L'anatomie interne, visible sur une dissection, montre une chaîne nerveuse
ventrale terminée à l'avant par un cerveau situé autour du tube digestif,
des organes excréteurs segmentaires, les néphridies, enfin un complexe
génital hermaphrodite, au niveau du 10e segment et des suivants. L'étude
détaillée de cette anatomie nous entraînerait trop loin dans le cadre
de cet article.
La reproduction a lieu au cours de l'été ; le Tubifex pond des oeufs entourés
d'une coque dans laquelle se développe l'embryon et il en sort un jeune
semblable à l'adulte, mais de taille réduite : il n'existe pas de stade
larvaire. On notera à ce sujet que ces vers ont un pouvoir de régénération
considérable, un individu coupé en deux régénère, soit sa partie antérieure,
soit sa partie postérieure.
Mode de vie
On trouve ce ver dans la vase près des rives (son nom est Tubifex
rivulorum = Tubifex des rives), en eau peu profonde où il forme des
colonies importantes de plusieurs milliers d'individus qui vivent la tête
enfouie dans le sédiment, la partie postérieure dans l'eau, animée d'un
mouvement pendulaire continu. Par ce va-et-vient constant, il assure son
oxygénation. Le ver se nourrit du substrat riche en particules organiques
diverses, absorbées en même temps que la vase. Nous trouverons donc le
Tubifex en rivière de plaine à cours lent, dans les fleuves, les estuaires,
les eaux stagnantes, bref, dans toute eau à forte densité de vase et charge
organique. Nous reviendrons plus loin sur cette question du biotope. Le
ver vit dans un tube qu'il confectionne par sécrétion de mucus. Ce tube
peut le contenir tout entier et, à la moindre alerte, les vers sont sensibles
aux ébranlements du sol, toute la colonie disparaît pour réapparaître
quelques minutes plus tard. Ce jeu peut recommencer à plusieurs reprises
mais après quelques expériences, les animaux ne réagissent plus
Systématique
L'embranchement des Annélides se subdivise en trois classes :
A. polychètes
A. oligochètes
A. achètes ou Hirudinés.
La présence de soies ou leur absence a été choisie comme caractère de
classification (polychètes beaucoup de soies ; oligochètes = peu de soies
; achètes = pas de soies). Seule la classe des oligochètes nous intéresse
parmi les Annélides. Ce sont, soit des vers terrestres ou d'eau douce,
rarement marins ou d'eau saumâtre. On distingue une sous-classe des Terricoles
et une sous-classe des Limicoles.
Comme leur nom l'indique, ces sous-classes ont pour base le mode de vie
de ces vers et non des caractères morphologiques. Aussi y trouve-t-on
des espèces qui se ressemblent beaucoup, bien qu'appartenant à des sous-classes
différentes. Le Tubifex est un Limicole ainsi que l'Enchytrée et le Lumbricule
dont il sera question plus loin.
L'ordre des Tubicimorphes comprend entre autres familles celles des Tubificidées
et des Lumbriculidées.
Le genre Tubifex est représenté en France par trois espèces :
T. barbatus Grube
T. rivulorum Link.
T. costatus Clap.
Une seule espèce du genre Lumbriculus est commune en Europe : L.

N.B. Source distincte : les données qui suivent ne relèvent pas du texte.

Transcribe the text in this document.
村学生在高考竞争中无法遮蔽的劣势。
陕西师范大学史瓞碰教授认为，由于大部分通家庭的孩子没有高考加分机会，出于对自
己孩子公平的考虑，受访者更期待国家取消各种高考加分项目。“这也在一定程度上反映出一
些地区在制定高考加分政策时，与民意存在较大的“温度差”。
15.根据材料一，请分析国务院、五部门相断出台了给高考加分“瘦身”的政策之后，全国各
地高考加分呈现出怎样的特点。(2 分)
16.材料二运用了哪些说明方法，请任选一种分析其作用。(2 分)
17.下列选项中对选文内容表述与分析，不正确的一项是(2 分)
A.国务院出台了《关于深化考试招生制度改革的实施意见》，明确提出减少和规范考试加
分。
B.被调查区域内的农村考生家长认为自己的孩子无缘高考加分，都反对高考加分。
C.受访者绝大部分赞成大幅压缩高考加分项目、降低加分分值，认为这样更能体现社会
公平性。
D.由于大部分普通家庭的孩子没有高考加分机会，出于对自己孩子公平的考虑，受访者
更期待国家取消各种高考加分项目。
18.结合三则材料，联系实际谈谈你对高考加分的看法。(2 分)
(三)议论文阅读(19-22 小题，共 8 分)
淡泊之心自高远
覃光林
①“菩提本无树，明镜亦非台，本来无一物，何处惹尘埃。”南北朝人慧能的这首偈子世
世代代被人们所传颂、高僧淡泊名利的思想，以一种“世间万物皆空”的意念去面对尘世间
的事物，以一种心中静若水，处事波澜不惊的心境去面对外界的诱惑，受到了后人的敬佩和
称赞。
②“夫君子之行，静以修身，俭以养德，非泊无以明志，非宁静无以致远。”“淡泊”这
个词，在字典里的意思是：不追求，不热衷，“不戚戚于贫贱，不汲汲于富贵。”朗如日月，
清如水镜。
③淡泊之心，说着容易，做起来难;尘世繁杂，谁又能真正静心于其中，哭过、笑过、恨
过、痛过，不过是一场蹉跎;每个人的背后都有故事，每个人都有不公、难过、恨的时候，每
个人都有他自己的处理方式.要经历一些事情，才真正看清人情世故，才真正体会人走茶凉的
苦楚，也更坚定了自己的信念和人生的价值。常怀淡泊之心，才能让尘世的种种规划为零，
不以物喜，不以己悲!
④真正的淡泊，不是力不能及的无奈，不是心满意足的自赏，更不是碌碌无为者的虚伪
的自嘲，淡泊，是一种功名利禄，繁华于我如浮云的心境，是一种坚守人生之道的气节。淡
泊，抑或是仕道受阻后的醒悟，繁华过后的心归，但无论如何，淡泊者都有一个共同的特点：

tariegatus Grube. Parmi les espèces de Tubifex seul T. rivulorum
mérite qu'on s'y arrête car T. barbatus est moins commun et ne
forme pas de colonies importantes et T. costatus est franchement
marin ou vit en eau saumâtre. On confond souvent T. rivulorum et
L. variegatus, ils se trouvent dans les mêmes biotopes mais le dernier
nommé est nettement plus commun que le Tubifex.
Les deux espèces diffèrent par leur taille, celle du Lumbricule est pratiquement
double de celle du Tubifex ; leur couleur aussi diffère notoirement, T.
rivulorum est rose franc tirant sur le blanc tandis que L. variegatus
est rouge-brun.
Récolte
Il faut tout d'abord trouver, localiser, des colonies de Tubifex : c'est
élémentaire mais pas toujours facile. Donc, où faut-il les chercher ?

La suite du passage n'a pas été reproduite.